When predicting the price of diamond with given descriptions
(carat = 1, cut = "Ideal", color ="I", clarity = "VVS1", depth = 62, table = 63, width = 6, length = 5, height = 4 )
we get $6053.88
## k-Nearest Neighbors
##
## 5000 samples
## 9 predictor
##
## No pre-processing
## Resampling: Cross-Validated (10 fold)
## Summary of sample sizes: 4500, 4500, 4500, 4500, 4500, 4500, ...
## Resampling results across tuning parameters:
##
## k RMSE Rsquared MAE
## 1 1628.429 0.8333856 902.0552
## 3 1365.549 0.8832345 757.9656
## 5 1331.222 0.8923463 734.3735
## 7 1323.197 0.8952139 728.3290
## 9 1323.155 0.8973306 718.2109
## 11 1318.958 0.8986176 718.0017
## 13 1317.807 0.8993923 717.0025
## 15 1321.600 0.8995483 721.3069
## 17 1322.795 0.9000728 721.4926
## 19 1324.665 0.9004483 722.7665
##
## RMSE was used to select the optimal model using the smallest value.
## The final value used for the model was k = 13.
## [1] 3198.308
Our final model used was K = 13, in which RMSE value is 1317.807. We also used our model to predict the price of the diamond when inputted these values (carat = 1, cut = “Ideal”, color =“I”, clarity = “VVS1”, depth = 62, table = 63, width = 6, length = 5, height = 4 ), we get $3198.308. When centering and scaling, we actually don’t do a good job with our model. Therefore, we use without centering and scaling. We still don’t do a good job with our model than linear regression model.
## Random Forest
##
## 5000 samples
## 9 predictor
##
## No pre-processing
## Resampling: Cross-Validated (10 fold)
## Summary of sample sizes: 4500, 4500, 4500, 4500, 4500, 4500, ...
## Resampling results across tuning parameters:
##
## mtry RMSE Rsquared MAE
## 2 1160.6855 0.9306338 692.8170
## 3 955.6816 0.9434891 488.2799
## 4 913.2948 0.9473364 448.5679
## 5 897.9391 0.9488828 435.4641
##
## RMSE was used to select the optimal model using the smallest value.
## The final value used for the model was mtry = 5.
## 1
## 4670.545
Since we have 9 potential predictors, we can set m = 5. Trying values between 2 and 5. Our smallest RMSE is 897.9391, which is the lowest among the model used. Therefore, a better model.
## rf variable importance
##
## only 20 most important variables shown (out of 23)
##
## Overall
## length 100.0000
## carat 87.0947
## width 81.0782
## height 62.3751
## claritySI2 4.1006
## depth 3.6472
## table 2.4803
## colorJ 1.9343
## clarityVVS2 1.8820
## colorI 1.4921
## claritySI1 1.4096
## clarityVVS1 1.3200
## clarityVS1 0.8448
## colorG 0.7710
## clarityVS2 0.7555
## clarityIF 0.7308
## colorH 0.7210
## colorF 0.6689
## colorE 0.6401
## cutIdeal 0.5365
We do a much better job of predicting the price of the diamond using
Random forest model than linear model or K-Nearest Neighbor model
because RMSE is the lowest for Random forest model. Since, outliers were
not dealt with in the preprocessing phase we don’t take the RMSE but
instead take median error ipn this case for a better prediction as shown
earlier using the histogram which were heavily skewed to the right.

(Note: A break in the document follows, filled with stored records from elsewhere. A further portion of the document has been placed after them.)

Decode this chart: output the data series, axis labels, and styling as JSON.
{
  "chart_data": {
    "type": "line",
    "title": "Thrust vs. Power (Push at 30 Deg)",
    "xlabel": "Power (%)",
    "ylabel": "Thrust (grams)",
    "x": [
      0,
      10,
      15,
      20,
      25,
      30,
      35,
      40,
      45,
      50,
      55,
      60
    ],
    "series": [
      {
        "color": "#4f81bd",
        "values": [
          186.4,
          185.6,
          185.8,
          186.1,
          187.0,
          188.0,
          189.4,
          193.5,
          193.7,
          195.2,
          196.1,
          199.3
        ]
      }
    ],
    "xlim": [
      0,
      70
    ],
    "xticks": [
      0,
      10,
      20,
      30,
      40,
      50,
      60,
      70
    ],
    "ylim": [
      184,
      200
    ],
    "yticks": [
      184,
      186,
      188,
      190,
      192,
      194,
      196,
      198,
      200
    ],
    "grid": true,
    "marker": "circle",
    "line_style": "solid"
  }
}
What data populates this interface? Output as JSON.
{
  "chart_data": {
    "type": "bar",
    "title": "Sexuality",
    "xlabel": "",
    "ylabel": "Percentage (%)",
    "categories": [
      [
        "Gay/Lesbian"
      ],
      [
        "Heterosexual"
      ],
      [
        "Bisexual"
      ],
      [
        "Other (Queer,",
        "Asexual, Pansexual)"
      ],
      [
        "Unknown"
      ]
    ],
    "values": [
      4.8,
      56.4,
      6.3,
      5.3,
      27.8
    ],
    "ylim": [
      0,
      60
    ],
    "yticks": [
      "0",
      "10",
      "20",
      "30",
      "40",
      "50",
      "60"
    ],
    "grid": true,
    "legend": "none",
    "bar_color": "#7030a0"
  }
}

Therefore, when predicting the price of diamond with given descriptions
(carat = 1, cut = "Ideal", color ="I", clarity = "VVS1", depth = 62, table = 63, width = 6, length = 5, height = 4 )
we get $4670.545 -
The most important variable was length and the least important variable was cut = very good. Method of calculation for regression problem is by measuring root mean square error.